For most trading databases, Zstandard offers the best all-around performance. Its flexibility allows for fine-tuning the compression level to match the specific access patterns of the data. For example, recent, frequently accessed data might be stored with a lower compression level for faster access, while older, archival data can be compressed at a higher level to save space.
Domain-Specific Compression for Time-Series Data
While general-purpose algorithms are effective, we can achieve even better compression ratios by using techniques that exploit the specific structure of tick data. Tick data is a time series, and it has several properties that we can use to our advantage:
- Timestamps are monotonically increasing and have small deltas.
- Prices and sizes often do not change between consecutive ticks.
- Values often have a small number of significant digits.
Here are some of the most effective domain-specific techniques:
1. Delta Encoding: Instead of storing the absolute value of a field, we store the difference (delta) from the previous value. This is extremely effective for timestamps.
Original Timestamps (ns): 1677609600123456789, 1677609600123456999, 1677609600123457100
Deltas: +210, +101
These small integer deltas can be encoded using a variable-length integer format (like varint), which uses fewer bytes for smaller numbers.
2. Delta-of-Delta Encoding: We can take this a step further and store the delta of the deltas. This is effective if the rate of change is relatively constant.
Deltas: 210, 101, 105, 103
Delta-of-Deltas: -109, +4, -2
3. Run-Length Encoding (RLE):
RLE is used to compress sequences of identical values. Instead of storing [100, 100, 100, 100, 101], we store (100, 4), (101, 1). This is very effective for fields like the exchange or the trade condition, which often remain the same for many consecutive ticks.
4. Dictionary Encoding:
This technique is used for columns with low cardinality (a small number of unique values), such as the symbol or exchange column. A dictionary is built that maps each unique string value to a small integer. The column is then stored as a sequence of these integers. This is a core feature of many columnar databases.

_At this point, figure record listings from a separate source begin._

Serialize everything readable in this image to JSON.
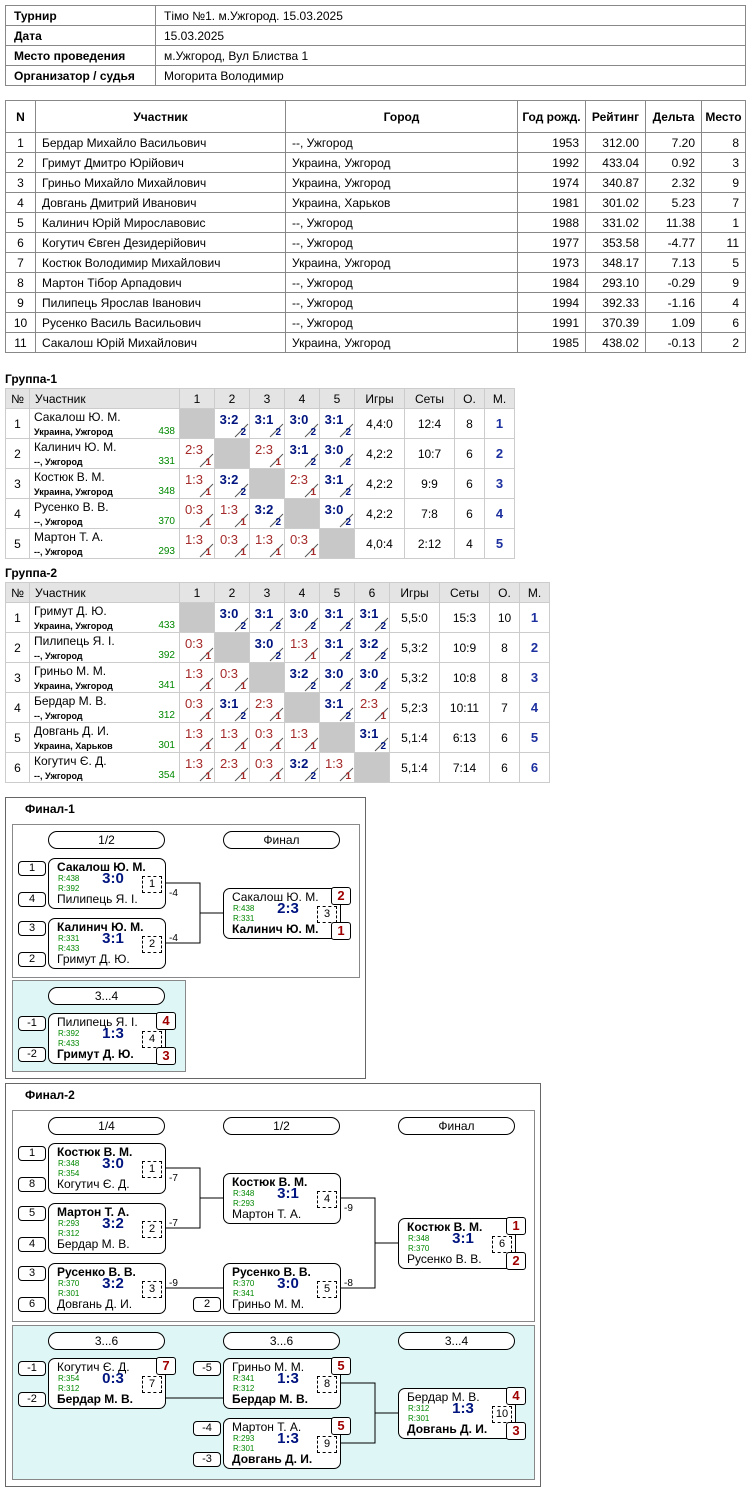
{
  "info": {
    "rows": [
      [
        "Турнир",
        "Тімо №1. м.Ужгород. 15.03.2025"
      ],
      [
        "Дата",
        "15.03.2025"
      ],
      [
        "Место проведения",
        "м.Ужгород, Вул Блиства 1"
      ],
      [
        "Организатор / судья",
        "Могорита Володимир"
      ]
    ]
  },
  "participants": {
    "header": [
      "N",
      "Участник",
      "Город",
      "Год рожд.",
      "Рейтинг",
      "Дельта",
      "Место"
    ],
    "rows": [
      [
        "1",
        "Бердар Михайло Васильович",
        "--, Ужгород",
        "1953",
        "312.00",
        "7.20",
        "8"
      ],
      [
        "2",
        "Гримут Дмитро Юрійович",
        "Украина, Ужгород",
        "1992",
        "433.04",
        "0.92",
        "3"
      ],
      [
        "3",
        "Гриньо Михайло Михайлович",
        "Украина, Ужгород",
        "1974",
        "340.87",
        "2.32",
        "9"
      ],
      [
        "4",
        "Довгань Дмитрий Иванович",
        "Украина, Харьков",
        "1981",
        "301.02",
        "5.23",
        "7"
      ],
      [
        "5",
        "Калинич Юрій Мирославовис",
        "--, Ужгород",
        "1988",
        "331.02",
        "11.38",
        "1"
      ],
      [
        "6",
        "Когутич Євген Дезидерійович",
        "--, Ужгород",
        "1977",
        "353.58",
        "-4.77",
        "11"
      ],
      [
        "7",
        "Костюк Володимир Михайлович",
        "Украина, Ужгород",
        "1973",
        "348.17",
        "7.13",
        "5"
      ],
      [
        "8",
        "Мартон Тібор Арпадович",
        "--, Ужгород",
        "1984",
        "293.10",
        "-0.29",
        "9"
      ],
      [
        "9",
        "Пилипець Ярослав Іванович",
        "--, Ужгород",
        "1994",
        "392.33",
        "-1.16",
        "4"
      ],
      [
        "10",
        "Русенко Василь Васильович",
        "--, Ужгород",
        "1991",
        "370.39",
        "1.09",
        "6"
      ],
      [
        "11",
        "Сакалош Юрій Михайлович",
        "Украина, Ужгород",
        "1985",
        "438.02",
        "-0.13",
        "2"
      ]
    ]
  },
  "groups": [
    {
      "title": "Группа-1",
      "header": [
        "№",
        "Участник",
        "1",
        "2",
        "3",
        "4",
        "5",
        "Игры",
        "Сеты",
        "О.",
        "М."
      ],
      "rows": [
        {
          "n": "1",
          "name": "Сакалош Ю. М.",
          "city": "Украина, Ужгород",
          "rating": "438",
          "cells": [
            null,
            {
              "score": "3:2",
              "pts": "2"
            },
            {
              "score": "3:1",
              "pts": "2"
            },
            {
              "score": "3:0",
              "pts": "2"
            },
            {
              "score": "3:1",
              "pts": "2"
            }
          ],
          "games": "4,4:0",
          "sets": "12:4",
          "points": "8",
          "place": "1"
        },
        {
          "n": "2",
          "name": "Калинич Ю. М.",
          "city": "--, Ужгород",
          "rating": "331",
          "cells": [
            {
              "score": "2:3",
              "pts": "1"
            },
            null,
            {
              "score": "2:3",
              "pts": "1"
            },
            {
              "score": "3:1",
              "pts": "2"
            },
            {
              "score": "3:0",
              "pts": "2"
            }
          ],
          "games": "4,2:2",
          "sets": "10:7",
          "points": "6",
          "place": "2"
        },
        {
          "n": "3",
          "name": "Костюк В. М.",
          "city": "Украина, Ужгород",
          "rating": "348",
          "cells": [
            {
              "score": "1:3",
              "pts": "1"
            },
            {
              "score": "3:2",
              "pts": "2"
            },
            null,
            {
              "score": "2:3",
              "pts": "1"
            },
            {
              "score": "3:1",
              "pts": "2"
            }
          ],
          "games": "4,2:2",
          "sets": "9:9",
          "points": "6",
          "place": "3"
        },
        {
          "n": "4",
          "name": "Русенко В. В.",
          "city": "--, Ужгород",
          "rating": "370",
          "cells": [
            {
              "score": "0:3",
              "pts": "1"
            },
            {
              "score": "1:3",
              "pts": "1"
            },
            {
              "score": "3:2",
              "pts": "2"
            },
            null,
            {
              "score": "3:0",
              "pts": "2"
            }
          ],
          "games": "4,2:2",
          "sets": "7:8",
          "points": "6",
          "place": "4"
        },
        {
          "n": "5",
          "name": "Мартон Т. А.",
          "city": "--, Ужгород",
          "rating": "293",
          "cells": [
            {
              "score": "1:3",
              "pts": "1"
            },
            {
              "score": "0:3",
              "pts": "1"
            },
            {
              "score": "1:3",
              "pts": "1"
            },
            {
              "score": "0:3",
              "pts": "1"
            },
            null
          ],
          "games": "4,0:4",
          "sets": "2:12",
          "points": "4",
          "place": "5"
        }
      ]
    },
    {
      "title": "Группа-2",
      "header": [
        "№",
        "Участник",
        "1",
        "2",
        "3",
        "4",
        "5",
        "6",
        "Игры",
        "Сеты",
        "О.",
        "М."
      ],
      "rows": [
        {
          "n": "1",
          "name": "Гримут Д. Ю.",
          "city": "Украина, Ужгород",
          "rating": "433",
          "cells": [
            null,
            {
              "score": "3:0",
              "pts": "2"
            },
            {
              "score": "3:1",
              "pts": "2"
            },
            {
              "score": "3:0",
              "pts": "2"
            },
            {
              "score": "3:1",
              "pts": "2"
            },
            {
              "score": "3:1",
              "pts": "2"
            }
          ],
          "games": "5,5:0",
          "sets": "15:3",
          "points": "10",
          "place": "1"
        },
        {
          "n": "2",
          "name": "Пилипець Я. І.",
          "city": "--, Ужгород",
          "rating": "392",
          "cells": [
            {
              "score": "0:3",
              "pts": "1"
            },
            null,
            {
              "score": "3:0",
              "pts": "2"
            },
            {
              "score": "1:3",
              "pts": "1"
            },
            {
              "score": "3:1",
              "pts": "2"
            },
            {
              "score": "3:2",
              "pts": "2"
            }
          ],
          "games": "5,3:2",
          "sets": "10:9",
          "points": "8",
          "place": "2"
        },
        {
          "n": "3",
          "name": "Гриньо М. М.",
          "city": "Украина, Ужгород",
          "rating": "341",
          "cells": [
            {
              "score": "1:3",
              "pts": "1"
            },
            {
              "score": "0:3",
              "pts": "1"
            },
            null,
            {
              "score": "3:2",
              "pts": "2"
            },
            {
              "score": "3:0",
              "pts": "2"
            },
            {
              "score": "3:0",
              "pts": "2"
            }
          ],
          "games": "5,3:2",
          "sets": "10:8",
          "points": "8",
          "place": "3"
        },
        {
          "n": "4",
          "name": "Бердар М. В.",
          "city": "--, Ужгород",
          "rating": "312",
          "cells": [
            {
              "score": "0:3",
              "pts": "1"
            },
            {
              "score": "3:1",
              "pts": "2"
            },
            {
              "score": "2:3",
              "pts": "1"
            },
            null,
            {
              "score": "3:1",
              "pts": "2"
            },
            {
              "score": "2:3",
              "pts": "1"
            }
          ],
          "games": "5,2:3",
          "sets": "10:11",
          "points": "7",
          "place": "4"
        },
        {
          "n": "5",
          "name": "Довгань Д. И.",
          "city": "Украина, Харьков",
          "rating": "301",
          "cells": [
            {
              "score": "1:3",
              "pts": "1"
            },
            {
              "score": "1:3",
              "pts": "1"
            },
            {
              "score": "0:3",
              "pts": "1"
            },
            {
              "score": "1:3",
              "pts": "1"
            },
            null,
            {
              "score": "3:1",
              "pts": "2"
            }
          ],
          "games": "5,1:4",
          "sets": "6:13",
          "points": "6",
          "place": "5"
        },
        {
          "n": "6",
          "name": "Когутич Є. Д.",
          "city": "--, Ужгород",
          "rating": "354",
          "cells": [
            {
              "score": "1:3",
              "pts": "1"
            },
            {
              "score": "2:3",
              "pts": "1"
            },
            {
              "score": "0:3",
              "pts": "1"
            },
            {
              "score": "3:2",
              "pts": "2"
            },
            {
              "score": "1:3",
              "pts": "1"
            },
            null
          ],
          "games": "5,1:4",
          "sets": "7:14",
          "points": "6",
          "place": "6"
        }
      ]
    }
  ],
  "finals": [
    {
      "title": "Финал-1",
      "sections": [
        {
          "rounds": [
            "1/2",
            "Финал"
          ],
          "matches": [
            {
              "top": {
                "seed": "1",
                "name": "Сакалош Ю. М.",
                "rating": "R:438"
              },
              "bottom": {
                "seed": "4",
                "name": "Пилипець Я. І.",
                "rating": "R:392"
              },
              "score": "3:0",
              "number": "1",
              "next": "-4"
            },
            {
              "top": {
                "seed": "3",
                "name": "Калинич Ю. М.",
                "rating": "R:331"
              },
              "bottom": {
                "seed": "2",
                "name": "Гримут Д. Ю.",
                "rating": "R:433"
              },
              "score": "3:1",
              "number": "2",
              "next": "-4"
            },
            {
              "top": {
                "name": "Сакалош Ю. М.",
                "rating": "R:438"
              },
              "bottom": {
                "name": "Калинич Ю. М.",
                "rating": "R:331"
              },
              "score": "2:3",
              "number": "3",
              "places": [
                "2",
                "1"
              ]
            }
          ]
        },
        {
          "rounds": [
            "3...4"
          ],
          "matches": [
            {
              "top": {
                "seed": "-1",
                "name": "Пилипець Я. І.",
                "rating": "R:392"
              },
              "bottom": {
                "seed": "-2",
                "name": "Гримут Д. Ю.",
                "rating": "R:433"
              },
              "score": "1:3",
              "number": "4",
              "places": [
                "4",
                "3"
              ]
            }
          ]
        }
      ]
    },
    {
      "title": "Финал-2",
      "sections": [
        {
          "rounds": [
            "1/4",
            "1/2",
            "Финал"
          ],
          "matches": [
            {
              "top": {
                "seed": "1",
                "name": "Костюк В. М.",
                "rating": "R:348"
              },
              "bottom": {
                "seed": "8",
                "name": "Когутич Є. Д.",
                "rating": "R:354"
              },
              "score": "3:0",
              "number": "1",
              "next": "-7"
            },
            {
              "top": {
                "seed": "5",
                "name": "Мартон Т. А.",
                "rating": "R:293"
              },
              "bottom": {
                "seed": "4",
                "name": "Бердар М. В.",
                "rating": "R:312"
              },
              "score": "3:2",
              "number": "2",
              "next": "-7"
            },
            {
              "top": {
                "seed": "3",
                "name": "Русенко В. В.",
                "rating": "R:370"
              },
              "bottom": {
                "seed": "6",
                "name": "Довгань Д. И.",
                "rating": "R:301"
              },
              "score": "3:2",
              "number": "3",
              "next": "-9"
            },
            {
              "top": {
                "name": "Костюк В. М.",
                "rating": "R:348"
              },
              "bottom": {
                "name": "Мартон Т. А.",
                "rating": "R:293"
              },
              "score": "3:1",
              "number": "4",
              "next": "-9"
            },
            {
              "top": {
                "name": "Русенко В. В.",
                "rating": "R:370"
              },
              "bottom": {
                "seed": "2",
                "name": "Гриньо М. М.",
                "rating": "R:341"
              },
              "score": "3:0",
              "number": "5",
              "next": "-8"
            },
            {
              "top": {
                "name": "Костюк В. М.",
                "rating": "R:348"
              },
              "bottom": {
                "name": "Русенко В. В.",
                "rating": "R:370"
              },
              "score": "3:1",
              "number": "6",
              "places": [
                "1",
                "2"
              ]
            }
          ]
        },
        {
          "rounds": [
            "3...6",
            "3...6",
            "3...4"
          ],
          "matches": [
            {
              "top": {
                "seed": "-1",
                "name": "Когутич Є. Д.",
                "rating": "R:354"
              },
              "bottom": {
                "seed": "-2",
                "name": "Бердар М. В.",
                "rating": "R:312"
              },
              "score": "0:3",
              "number": "7",
              "places": [
                "7",
                null
              ]
            },
            {
              "top": {
                "seed": "-5",
                "name": "Гриньо М. М.",
                "rating": "R:341"
              },
              "bottom": {
                "name": "Бердар М. В.",
                "rating": "R:312"
              },
              "score": "1:3",
              "number": "8",
              "places": [
                "5",
                null
              ]
            },
            {
              "top": {
                "seed": "-4",
                "name": "Мартон Т. А.",
                "rating": "R:293"
              },
              "bottom": {
                "seed": "-3",
                "name": "Довгань Д. И.",
                "rating": "R:301"
              },
              "score": "1:3",
              "number": "9",
              "places": [
                "5",
                null
              ]
            },
            {
              "top": {
                "name": "Бердар М. В.",
                "rating": "R:312"
              },
              "bottom": {
                "name": "Довгань Д. И.",
                "rating": "R:301"
              },
              "score": "1:3",
              "number": "10",
              "places": [
                "4",
                "3"
              ]
            }
          ]
        }
      ]
    }
  ]
}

Combining Techniques: The Columnar Approach
The most effective compression is achieved by combining these techniques in a columnar storage format. In a traditional row-based database, all the data for a single tick is stored together. In a columnar database (like Apache Parquet, ORC, or ClickHouse), all the values for a single column are stored together.
This has two major advantages for compression:
- Homogeneous Data: Storing column values together means that the data being compressed is of the same type and often has similar properties, which makes compression algorithms more effective.

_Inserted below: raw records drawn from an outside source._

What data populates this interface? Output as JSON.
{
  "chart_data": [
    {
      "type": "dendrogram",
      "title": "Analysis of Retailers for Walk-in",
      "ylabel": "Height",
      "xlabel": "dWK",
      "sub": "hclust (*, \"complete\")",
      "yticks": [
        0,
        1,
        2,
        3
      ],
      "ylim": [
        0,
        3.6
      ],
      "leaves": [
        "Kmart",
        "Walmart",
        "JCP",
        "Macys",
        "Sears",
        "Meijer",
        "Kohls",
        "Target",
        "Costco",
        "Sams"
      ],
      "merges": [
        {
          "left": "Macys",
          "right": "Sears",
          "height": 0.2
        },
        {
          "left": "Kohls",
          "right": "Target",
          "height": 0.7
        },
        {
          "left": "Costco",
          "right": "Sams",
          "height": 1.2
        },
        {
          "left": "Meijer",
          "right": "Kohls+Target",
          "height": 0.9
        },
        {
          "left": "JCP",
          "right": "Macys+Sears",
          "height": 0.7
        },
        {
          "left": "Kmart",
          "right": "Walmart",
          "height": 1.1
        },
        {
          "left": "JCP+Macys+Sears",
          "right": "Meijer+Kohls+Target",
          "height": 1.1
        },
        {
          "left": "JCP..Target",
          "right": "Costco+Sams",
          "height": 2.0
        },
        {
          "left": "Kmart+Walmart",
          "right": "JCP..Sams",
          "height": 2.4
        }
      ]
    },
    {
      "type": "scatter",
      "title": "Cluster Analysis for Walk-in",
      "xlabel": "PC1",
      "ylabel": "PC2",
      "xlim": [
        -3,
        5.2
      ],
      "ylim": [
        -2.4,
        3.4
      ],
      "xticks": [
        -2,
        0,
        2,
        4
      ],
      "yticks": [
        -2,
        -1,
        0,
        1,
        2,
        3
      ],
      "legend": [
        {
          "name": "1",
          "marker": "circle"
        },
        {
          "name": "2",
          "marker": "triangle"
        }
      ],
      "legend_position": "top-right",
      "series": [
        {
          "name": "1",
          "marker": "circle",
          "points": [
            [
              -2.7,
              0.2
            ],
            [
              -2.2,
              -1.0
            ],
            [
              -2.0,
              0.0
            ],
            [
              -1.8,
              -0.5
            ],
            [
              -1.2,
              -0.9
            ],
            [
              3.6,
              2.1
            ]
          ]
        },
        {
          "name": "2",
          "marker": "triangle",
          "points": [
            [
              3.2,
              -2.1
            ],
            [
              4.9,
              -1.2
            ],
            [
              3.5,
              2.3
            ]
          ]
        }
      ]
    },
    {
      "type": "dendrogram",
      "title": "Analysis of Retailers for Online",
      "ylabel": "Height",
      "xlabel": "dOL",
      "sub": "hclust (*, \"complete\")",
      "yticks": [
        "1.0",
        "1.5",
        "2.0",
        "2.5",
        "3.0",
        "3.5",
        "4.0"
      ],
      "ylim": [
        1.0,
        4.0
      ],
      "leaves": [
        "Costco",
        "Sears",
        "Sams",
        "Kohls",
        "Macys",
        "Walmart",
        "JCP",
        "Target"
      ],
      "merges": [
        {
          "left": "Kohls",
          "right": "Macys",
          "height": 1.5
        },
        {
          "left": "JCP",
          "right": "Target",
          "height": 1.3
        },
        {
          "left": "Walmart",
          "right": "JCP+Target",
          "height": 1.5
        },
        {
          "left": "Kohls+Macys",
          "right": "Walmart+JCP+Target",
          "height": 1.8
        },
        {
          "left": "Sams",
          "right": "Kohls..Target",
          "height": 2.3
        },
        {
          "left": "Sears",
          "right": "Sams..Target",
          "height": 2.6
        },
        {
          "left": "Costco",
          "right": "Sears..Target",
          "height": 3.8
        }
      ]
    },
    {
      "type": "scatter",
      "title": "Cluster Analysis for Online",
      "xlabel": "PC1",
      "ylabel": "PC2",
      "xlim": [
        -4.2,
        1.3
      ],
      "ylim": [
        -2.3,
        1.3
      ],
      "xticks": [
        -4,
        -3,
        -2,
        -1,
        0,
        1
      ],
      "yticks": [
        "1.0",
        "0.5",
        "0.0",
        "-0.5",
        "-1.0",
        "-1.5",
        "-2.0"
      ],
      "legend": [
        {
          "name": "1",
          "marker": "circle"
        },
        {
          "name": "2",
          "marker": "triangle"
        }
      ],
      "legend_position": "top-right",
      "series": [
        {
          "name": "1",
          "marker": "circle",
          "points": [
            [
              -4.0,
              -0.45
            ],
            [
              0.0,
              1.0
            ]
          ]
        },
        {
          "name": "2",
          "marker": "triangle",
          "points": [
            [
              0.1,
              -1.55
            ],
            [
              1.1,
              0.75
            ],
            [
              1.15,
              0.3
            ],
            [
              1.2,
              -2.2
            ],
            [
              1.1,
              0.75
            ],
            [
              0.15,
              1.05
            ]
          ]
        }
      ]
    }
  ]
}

- Per-Column Compression: Each column can be compressed with the algorithm best suited to its data type and distribution. For example:
timestampcolumn: Delta-of-delta encoding + Zstandardpricecolumn: Delta encoding + Zstandardsymbolcolumn: Dictionary encoding + RLEexchangecolumn: Dictionary encoding + RLE
This combination of columnar storage and domain-specific compression can lead to compression ratios of 10x to 50x or even higher for typical tick data, with minimal impact on query performance. For any firm serious about storing large amounts of historical market data, adopting a columnar storage format with advanced compression is not just an option, it is a financial and operational necessity.